01 - Place eggs in boiling water and cook for 8 minutes until yolks are firm. Transfer immediately to an ice bath, cool, peel, and slice in halves. Simultaneously, boil new potatoes in salted water for 10–12 minutes until tender, then cool slightly and halve. Blanch green beans in boiling water for 2–3 minutes, then shock in ice water to maintain color and crispness.
02 - In a small bowl, whisk together extra-virgin olive oil, red wine vinegar or lemon juice, Dijon mustard, minced garlic, salt, and freshly ground black pepper until completely emulsified.
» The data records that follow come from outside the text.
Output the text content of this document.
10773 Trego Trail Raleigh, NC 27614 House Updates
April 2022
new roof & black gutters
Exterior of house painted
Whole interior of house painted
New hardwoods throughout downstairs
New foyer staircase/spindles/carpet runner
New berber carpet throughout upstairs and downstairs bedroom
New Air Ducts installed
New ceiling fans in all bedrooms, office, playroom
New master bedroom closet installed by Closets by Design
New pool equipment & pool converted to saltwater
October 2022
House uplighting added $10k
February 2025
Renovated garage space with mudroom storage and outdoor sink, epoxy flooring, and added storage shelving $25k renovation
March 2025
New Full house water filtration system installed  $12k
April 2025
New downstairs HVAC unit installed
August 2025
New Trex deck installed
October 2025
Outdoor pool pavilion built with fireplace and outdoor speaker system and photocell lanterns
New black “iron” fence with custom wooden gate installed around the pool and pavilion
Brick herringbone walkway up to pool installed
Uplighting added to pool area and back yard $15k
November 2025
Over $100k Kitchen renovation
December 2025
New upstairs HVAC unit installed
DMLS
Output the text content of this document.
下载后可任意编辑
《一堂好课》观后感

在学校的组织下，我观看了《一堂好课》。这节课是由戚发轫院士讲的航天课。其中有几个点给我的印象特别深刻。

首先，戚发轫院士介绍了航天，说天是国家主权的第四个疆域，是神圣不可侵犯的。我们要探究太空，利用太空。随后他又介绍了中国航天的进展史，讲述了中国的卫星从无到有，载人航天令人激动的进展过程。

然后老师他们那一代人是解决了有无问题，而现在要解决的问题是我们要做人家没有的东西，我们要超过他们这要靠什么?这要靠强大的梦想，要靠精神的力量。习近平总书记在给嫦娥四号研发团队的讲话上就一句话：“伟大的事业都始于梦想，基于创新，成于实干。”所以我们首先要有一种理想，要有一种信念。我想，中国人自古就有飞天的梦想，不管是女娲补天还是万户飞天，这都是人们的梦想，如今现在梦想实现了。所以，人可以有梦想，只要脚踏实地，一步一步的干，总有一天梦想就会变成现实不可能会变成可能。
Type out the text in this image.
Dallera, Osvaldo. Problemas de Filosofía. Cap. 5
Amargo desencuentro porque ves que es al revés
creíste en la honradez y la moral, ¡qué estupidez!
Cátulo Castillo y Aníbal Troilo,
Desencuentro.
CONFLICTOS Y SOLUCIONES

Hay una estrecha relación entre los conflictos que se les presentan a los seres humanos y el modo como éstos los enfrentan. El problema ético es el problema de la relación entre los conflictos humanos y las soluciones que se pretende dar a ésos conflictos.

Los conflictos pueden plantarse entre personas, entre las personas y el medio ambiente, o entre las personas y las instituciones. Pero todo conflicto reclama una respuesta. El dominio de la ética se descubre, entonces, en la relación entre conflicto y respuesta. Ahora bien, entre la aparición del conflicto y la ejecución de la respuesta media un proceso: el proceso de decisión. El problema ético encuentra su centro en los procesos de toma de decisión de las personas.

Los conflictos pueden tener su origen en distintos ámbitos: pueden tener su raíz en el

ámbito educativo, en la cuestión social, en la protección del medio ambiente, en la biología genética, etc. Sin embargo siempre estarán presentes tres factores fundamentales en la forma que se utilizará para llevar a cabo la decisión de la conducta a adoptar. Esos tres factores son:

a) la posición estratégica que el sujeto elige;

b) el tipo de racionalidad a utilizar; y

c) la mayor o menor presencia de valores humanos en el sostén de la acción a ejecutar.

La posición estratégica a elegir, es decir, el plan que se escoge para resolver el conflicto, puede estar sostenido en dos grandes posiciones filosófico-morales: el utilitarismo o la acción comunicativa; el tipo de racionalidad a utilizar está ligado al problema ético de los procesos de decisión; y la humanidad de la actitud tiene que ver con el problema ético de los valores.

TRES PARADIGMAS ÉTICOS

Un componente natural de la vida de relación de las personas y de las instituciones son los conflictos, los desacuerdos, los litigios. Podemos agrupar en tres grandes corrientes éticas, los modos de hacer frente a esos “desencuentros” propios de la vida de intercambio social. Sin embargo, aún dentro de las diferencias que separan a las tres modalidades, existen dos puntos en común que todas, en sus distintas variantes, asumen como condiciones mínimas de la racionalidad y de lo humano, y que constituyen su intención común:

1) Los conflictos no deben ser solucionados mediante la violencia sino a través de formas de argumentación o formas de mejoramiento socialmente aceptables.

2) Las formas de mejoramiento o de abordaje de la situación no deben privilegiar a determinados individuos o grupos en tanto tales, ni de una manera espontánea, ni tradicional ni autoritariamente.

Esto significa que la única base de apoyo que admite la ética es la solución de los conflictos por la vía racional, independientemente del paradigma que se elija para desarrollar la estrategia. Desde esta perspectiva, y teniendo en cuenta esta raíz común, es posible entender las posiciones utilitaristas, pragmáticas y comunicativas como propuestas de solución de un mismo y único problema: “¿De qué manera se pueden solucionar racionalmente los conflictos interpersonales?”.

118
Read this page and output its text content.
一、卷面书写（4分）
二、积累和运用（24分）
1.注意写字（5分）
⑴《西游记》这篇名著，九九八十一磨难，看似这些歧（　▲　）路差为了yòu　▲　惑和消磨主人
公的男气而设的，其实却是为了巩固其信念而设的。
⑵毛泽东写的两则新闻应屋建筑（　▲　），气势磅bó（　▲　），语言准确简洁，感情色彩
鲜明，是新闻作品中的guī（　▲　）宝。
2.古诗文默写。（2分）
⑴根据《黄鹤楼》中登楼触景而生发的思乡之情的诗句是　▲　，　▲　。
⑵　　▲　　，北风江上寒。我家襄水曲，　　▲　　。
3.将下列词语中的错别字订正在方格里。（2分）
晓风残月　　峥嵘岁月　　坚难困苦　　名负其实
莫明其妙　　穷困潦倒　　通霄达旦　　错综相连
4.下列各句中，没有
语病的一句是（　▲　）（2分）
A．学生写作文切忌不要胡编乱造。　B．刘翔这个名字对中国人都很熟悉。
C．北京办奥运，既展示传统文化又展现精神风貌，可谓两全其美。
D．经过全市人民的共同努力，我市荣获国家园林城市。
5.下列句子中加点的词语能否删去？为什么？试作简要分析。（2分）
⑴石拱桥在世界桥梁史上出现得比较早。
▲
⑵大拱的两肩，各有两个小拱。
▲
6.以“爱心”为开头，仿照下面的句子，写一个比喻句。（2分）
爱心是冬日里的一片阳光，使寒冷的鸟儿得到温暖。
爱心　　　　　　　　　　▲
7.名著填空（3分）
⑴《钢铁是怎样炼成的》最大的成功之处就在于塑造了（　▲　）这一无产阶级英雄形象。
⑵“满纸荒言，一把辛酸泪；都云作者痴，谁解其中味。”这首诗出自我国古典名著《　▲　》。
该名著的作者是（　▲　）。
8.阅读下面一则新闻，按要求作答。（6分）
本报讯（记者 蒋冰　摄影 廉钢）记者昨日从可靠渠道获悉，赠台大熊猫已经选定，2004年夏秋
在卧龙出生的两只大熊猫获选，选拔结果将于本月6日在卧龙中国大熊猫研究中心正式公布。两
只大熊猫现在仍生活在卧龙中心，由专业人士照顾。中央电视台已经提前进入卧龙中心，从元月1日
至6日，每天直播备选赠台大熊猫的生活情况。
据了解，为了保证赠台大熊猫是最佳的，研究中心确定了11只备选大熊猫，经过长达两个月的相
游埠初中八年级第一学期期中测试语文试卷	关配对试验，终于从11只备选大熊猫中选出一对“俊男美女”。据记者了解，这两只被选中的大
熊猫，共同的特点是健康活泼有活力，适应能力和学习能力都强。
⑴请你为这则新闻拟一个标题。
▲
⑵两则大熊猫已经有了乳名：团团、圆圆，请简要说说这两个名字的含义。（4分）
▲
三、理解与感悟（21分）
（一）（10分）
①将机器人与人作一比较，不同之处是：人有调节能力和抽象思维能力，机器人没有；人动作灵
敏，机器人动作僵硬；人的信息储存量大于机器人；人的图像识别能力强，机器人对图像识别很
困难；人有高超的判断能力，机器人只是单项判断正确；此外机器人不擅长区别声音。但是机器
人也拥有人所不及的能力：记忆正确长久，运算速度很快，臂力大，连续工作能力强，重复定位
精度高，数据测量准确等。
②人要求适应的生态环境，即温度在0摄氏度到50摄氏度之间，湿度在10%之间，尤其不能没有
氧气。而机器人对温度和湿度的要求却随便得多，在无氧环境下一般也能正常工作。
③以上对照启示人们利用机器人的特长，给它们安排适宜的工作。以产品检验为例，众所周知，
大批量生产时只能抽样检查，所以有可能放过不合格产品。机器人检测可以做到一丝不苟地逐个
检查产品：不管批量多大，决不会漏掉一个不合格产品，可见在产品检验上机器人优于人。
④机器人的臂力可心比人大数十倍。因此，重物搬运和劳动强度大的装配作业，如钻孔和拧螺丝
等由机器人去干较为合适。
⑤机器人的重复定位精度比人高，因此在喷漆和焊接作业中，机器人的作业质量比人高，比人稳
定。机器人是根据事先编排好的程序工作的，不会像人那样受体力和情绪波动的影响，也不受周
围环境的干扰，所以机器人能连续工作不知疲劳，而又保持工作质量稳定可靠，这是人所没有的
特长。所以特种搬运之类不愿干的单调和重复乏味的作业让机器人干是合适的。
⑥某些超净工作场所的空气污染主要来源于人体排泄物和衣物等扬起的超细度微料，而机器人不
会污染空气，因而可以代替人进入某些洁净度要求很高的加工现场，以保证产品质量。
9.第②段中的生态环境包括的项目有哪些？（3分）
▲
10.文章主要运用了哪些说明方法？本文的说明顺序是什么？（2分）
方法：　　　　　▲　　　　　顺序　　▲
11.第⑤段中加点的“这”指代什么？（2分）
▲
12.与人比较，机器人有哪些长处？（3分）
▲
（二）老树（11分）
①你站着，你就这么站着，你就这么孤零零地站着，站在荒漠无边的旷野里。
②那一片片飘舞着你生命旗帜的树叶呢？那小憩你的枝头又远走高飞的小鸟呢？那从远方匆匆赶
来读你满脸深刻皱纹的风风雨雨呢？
03 - Arrange lettuce leaves to form a base on a large plate. Neatly layer potato halves, blanched green beans, tomato wedges, red onion slices, olives, flakes of drained tuna, anchovy fillets if using, and egg halves in organized sections. Drizzle with vinaigrette and finish with fresh parsley or basil leaves.

# Notes and Tips:

01 - To enhance presentation, lightly brush cut ingredients with olive oil for added sheen, and strategically layer soft, crisp, and flaky elements to achieve visual depth and balance.